Digital assets are digital currencies, payment systems, and legal tender in certain exceptional circumstances. New use cases are developed every day, and they’re always changing. They are decentralized and not controlled or governed by any government. Continue?

Cryptocurrencies, an unstable asset class with many elements that remain unidentified and are among the most volatile. This year, India’s interest in cryptocurrency reached new heights with several new start-ups and crypto exchanges entering the market for crypto.

Due to the lack of a law, standard brokerages in India aren’t able to offer this service. Join these exchanges and fill out your KYC to begin trading in tokens.

Is cryptocurrency considered to be a “currency’ or an ‘asset’?

Tax experts are debating whether cryptocurrencies should be classified ‘as an asset’ or ‘as a currency’. asset’. The terms cryptocurrency and market are often used in conjunction.

In order to identify it as a currency, the government needs to provide legal support. If that isn’t present, it’s safe to classify as an asset/property.

Since tax implications will arise regardless of legality so naming them “assets” could be more effective than waiting for a government explanation.

As the tax implications will result regardless of whether they are legal the best option is to label them “assets” instead of wait for an explanation by the government.

Additionally there is the fact that the US government has also issued an announcement naming it a ‘property,’ implying that capital gains taxes will be levied on profits on the selling of cryptocurrencies.

Why should crypto gains be taxed?

At every stage of the development of the internet, laws and regulators have lagged behind technology. The same holds true in India which has regulations moving to allow individuals invest in crypto and banks transfer money into the crypto market.

The Reserve Bank of India (RBI) has announced that trading in digital currency is permitted, but has cautioned investors about the hazards.

How do you prepare and complete your crypto tax?

It is never too early in preparing your tax returns for crypto. In the form 1040 that you normally fill out, you will be asked if you have used virtual currency during the tax year. If yes, remember the following:

1. Keep accurate records of all transactions

Keep records of the transactions you made with your cryptocurrency. This includes how much the amount you paid in addition to the length of time you held it or how much it sold for. Also, you will receive receipts for every transaction.

If you have crypto, your crypto exchange may issue you a 1099B, but it won’t include the cost basis for your crypto, or the price you initially paid for the crypto.

2. Complete the required tax forms

Once you’ve compiled a log of every cryptocurrency exchange, you will need to fill out tax forms that are specific to how you used your crypto.

*8949 is the formula to use. The form tracks every transaction you make to purchase or sell cryptocurrency. Include the amount of coins you purchased, the amount and date on which they were bought, as well as the date and the price that they were sold, as well as the profit or loss on each transaction.
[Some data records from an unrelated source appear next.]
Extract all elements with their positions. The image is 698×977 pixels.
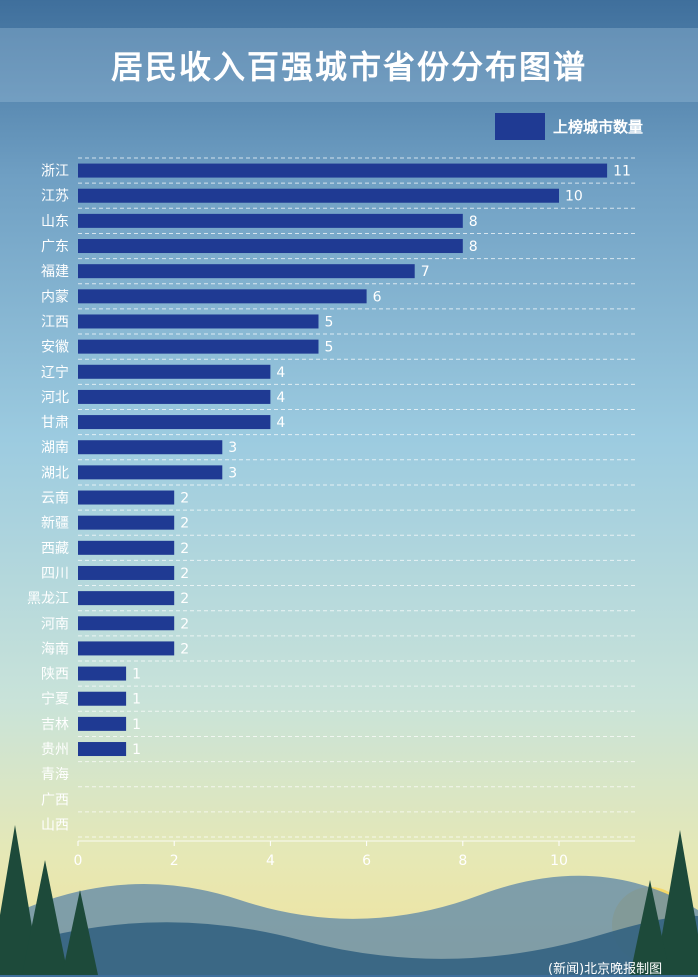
bar-value-label: 2 xyxy=(180,491,189,507)
bar-value-label: 8 xyxy=(469,214,478,230)
bar xyxy=(78,314,319,329)
bar-value-label: 1 xyxy=(132,692,141,708)
category-label: 陕西 xyxy=(41,667,69,683)
bar-value-label: 2 xyxy=(180,641,189,657)
bar-value-label: 4 xyxy=(276,390,285,406)
bar-value-label: 4 xyxy=(276,415,285,431)
bar xyxy=(78,163,608,178)
category-label: 四川 xyxy=(41,566,69,582)
bar xyxy=(78,239,463,254)
category-label: 甘肃 xyxy=(41,415,69,431)
x-tick-label: 8 xyxy=(458,853,467,869)
bar-value-label: 10 xyxy=(565,189,583,205)
bar xyxy=(78,716,127,731)
bar-value-label: 6 xyxy=(373,289,382,305)
bar xyxy=(78,289,367,304)
bar xyxy=(78,364,271,379)
bar xyxy=(78,591,175,606)
category-label: 黑龙江 xyxy=(27,591,69,607)
category-label: 河南 xyxy=(41,616,69,632)
category-label: 广东 xyxy=(41,239,69,255)
title-band: 居民收入百强城市省份分布图谱 xyxy=(0,28,698,102)
bar xyxy=(78,540,175,555)
bar-value-label: 1 xyxy=(132,667,141,683)
bar-value-label: 3 xyxy=(228,465,237,481)
legend-swatch xyxy=(495,113,545,140)
bar-value-label: 5 xyxy=(325,314,334,330)
bar xyxy=(78,188,559,203)
bar xyxy=(78,440,223,455)
bar xyxy=(78,415,271,430)
bar xyxy=(78,515,175,530)
category-label: 福建 xyxy=(41,264,69,280)
bar-value-label: 11 xyxy=(613,164,631,180)
bar xyxy=(78,565,175,580)
bar-value-label: 2 xyxy=(180,616,189,632)
category-label: 海南 xyxy=(41,641,69,657)
x-tick-label: 4 xyxy=(266,853,275,869)
bar xyxy=(78,666,127,681)
bar xyxy=(78,339,319,354)
category-label: 山东 xyxy=(41,214,69,230)
category-label: 江苏 xyxy=(41,189,69,205)
bar-value-label: 1 xyxy=(132,717,141,733)
pine-trees xyxy=(0,825,698,975)
bar xyxy=(78,264,415,279)
category-label: 内蒙 xyxy=(41,289,69,305)
category-label: 西藏 xyxy=(41,541,69,557)
bar xyxy=(78,616,175,631)
category-label: 宁夏 xyxy=(41,691,69,708)
category-label: 云南 xyxy=(41,491,69,507)
bar-value-label: 3 xyxy=(228,440,237,456)
category-label: 新疆 xyxy=(41,516,69,532)
category-label: 安徽 xyxy=(41,340,69,356)
bar xyxy=(78,213,463,228)
category-label: 湖南 xyxy=(41,440,69,456)
bar-value-label: 5 xyxy=(325,340,334,356)
category-label: 吉林 xyxy=(41,717,69,733)
x-tick-label: 0 xyxy=(74,853,83,869)
bar-value-label: 7 xyxy=(421,264,430,280)
bar xyxy=(78,641,175,656)
category-label: 湖北 xyxy=(41,465,69,481)
bar-value-label: 1 xyxy=(132,742,141,758)
x-tick-label: 6 xyxy=(362,853,371,869)
near-mountain-shape xyxy=(0,915,698,975)
bar xyxy=(78,490,175,505)
chart-legend: 上榜城市数量 xyxy=(495,113,643,140)
legend-label: 上榜城市数量 xyxy=(553,118,644,136)
bar-value-label: 8 xyxy=(469,239,478,255)
category-label: 广西 xyxy=(41,792,69,808)
category-label: 青海 xyxy=(41,767,69,783)
x-tick-label: 2 xyxy=(170,853,179,869)
category-label: 辽宁 xyxy=(41,364,69,381)
x-tick-label: 10 xyxy=(550,853,568,869)
footer-credit: (新闻)北京晚报制图 xyxy=(548,962,663,977)
bar-value-label: 4 xyxy=(276,365,285,381)
mountain-scenery xyxy=(0,825,698,975)
bar xyxy=(78,691,127,706)
category-label: 江西 xyxy=(41,314,69,330)
bar-value-label: 2 xyxy=(180,591,189,607)
category-label: 浙江 xyxy=(41,164,69,180)
bar-value-label: 2 xyxy=(180,541,189,557)
bar-value-label: 2 xyxy=(180,566,189,582)
category-label: 贵州 xyxy=(41,742,69,758)
bar xyxy=(78,389,271,404)
bar xyxy=(78,465,223,480)
bar xyxy=(78,742,127,757)
page-title: 居民收入百强城市省份分布图谱 xyxy=(110,48,587,86)
category-label: 山西 xyxy=(41,817,69,833)
category-label: 河北 xyxy=(41,390,69,406)
bar-value-label: 2 xyxy=(180,516,189,532)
The final schedule on the list is Schedule D. This form will calculate your total capital gains as well as losses for all of your assets including cryptocurrency.

* Appendix A. If you’ve earned bitcoins from mining then you need to specify whether they were used for your company or as an interest. If you run a cryptocurrency mining company, you may owe self-employment taxes.

3. Prepare an annual tax return

Connect your tax software online to WazirX in case you use it to monitor your exchanges. They provide a complete range of accounting and tax services to keep track of and prepare your regular and crypto taxes to those who are looking for a one-stop-shop.